Optimize the Whole
- Categories
- Systems
The performance of a system comes from how its parts work together, not from each part maximizing its own output. Optimizing a subsystem in isolation usually degrades the whole; the goal is fast, smooth flow through the entire system.
Reinforced By
- Four Fundamental Team Types and Team Interaction Modes — support teams justify themselves by the flow they enable elsewhere, not by local output.
- Hierarchy — subsystems must stay aligned to the whole rather than optimizing locally (suboptimization).
- System Traps — seeking the wrong goal and suboptimization are recurring whole-versus-part failures.
- Bottlenecks and Throughput — a system's output is set by its constraint, so local efficiency away from the bottleneck never raises the whole.

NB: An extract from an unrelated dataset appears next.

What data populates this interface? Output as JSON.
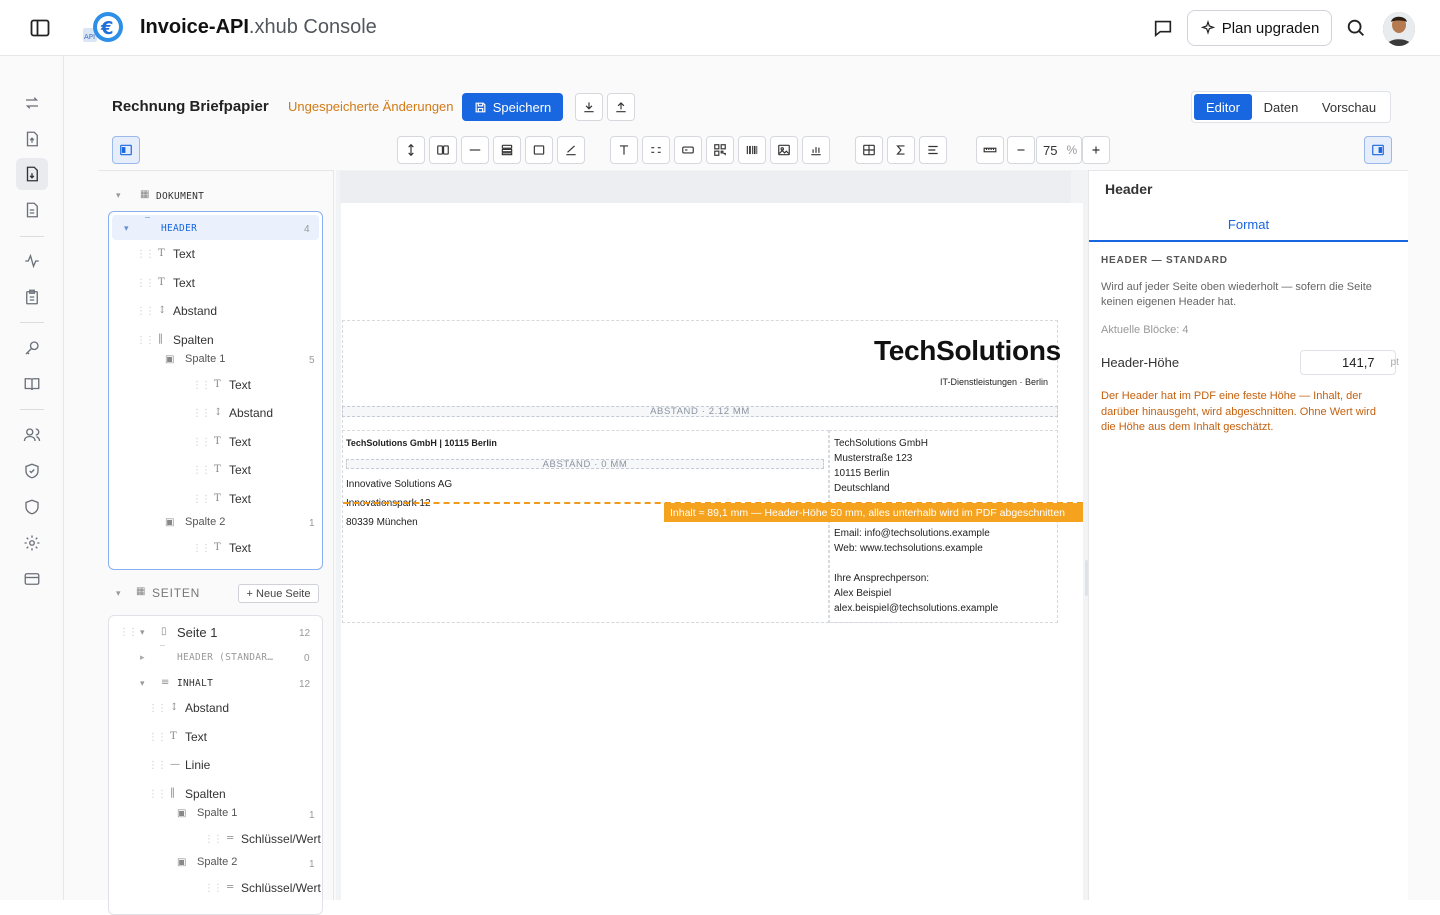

- Software Delivery Performance and Batch Size — the four key metrics measure the end-to-end flow of change, not any team's local output, and small batches optimize that whole-system flow rather than local utilization.
Why it Matters
Team Topologies organizes an entire company around fast flow of change through the value stream, deliberately accepting "inefficient-looking" support teams because they speed the whole. Thinking in Systems warns that suboptimizing parts harms the system and that a system's real purpose is revealed by its behavior, not its stated local goals. The Goal makes the case in operations: keeping every machine busy maximizes local efficiency yet does nothing for throughput, which is governed by the bottleneck, so the parts must be subordinated to the flow of the whole. Accelerate supplies the measured version for software: the metrics that predict performance track end-to-end flow of change, and the practices that improve them (small batches, automation, fast feedback) tune the whole delivery system rather than any team's local output. Across organizations, general systems, operations, and software delivery the worldview is the same: tune the whole, even at the expense of any single part's local metrics.
Tension
Local metrics are easy to measure, attribute, and reward; whole-system outcomes are slower and diffuse. The pressure to optimize the visible part is constant, which is exactly why suboptimization is such a common trap.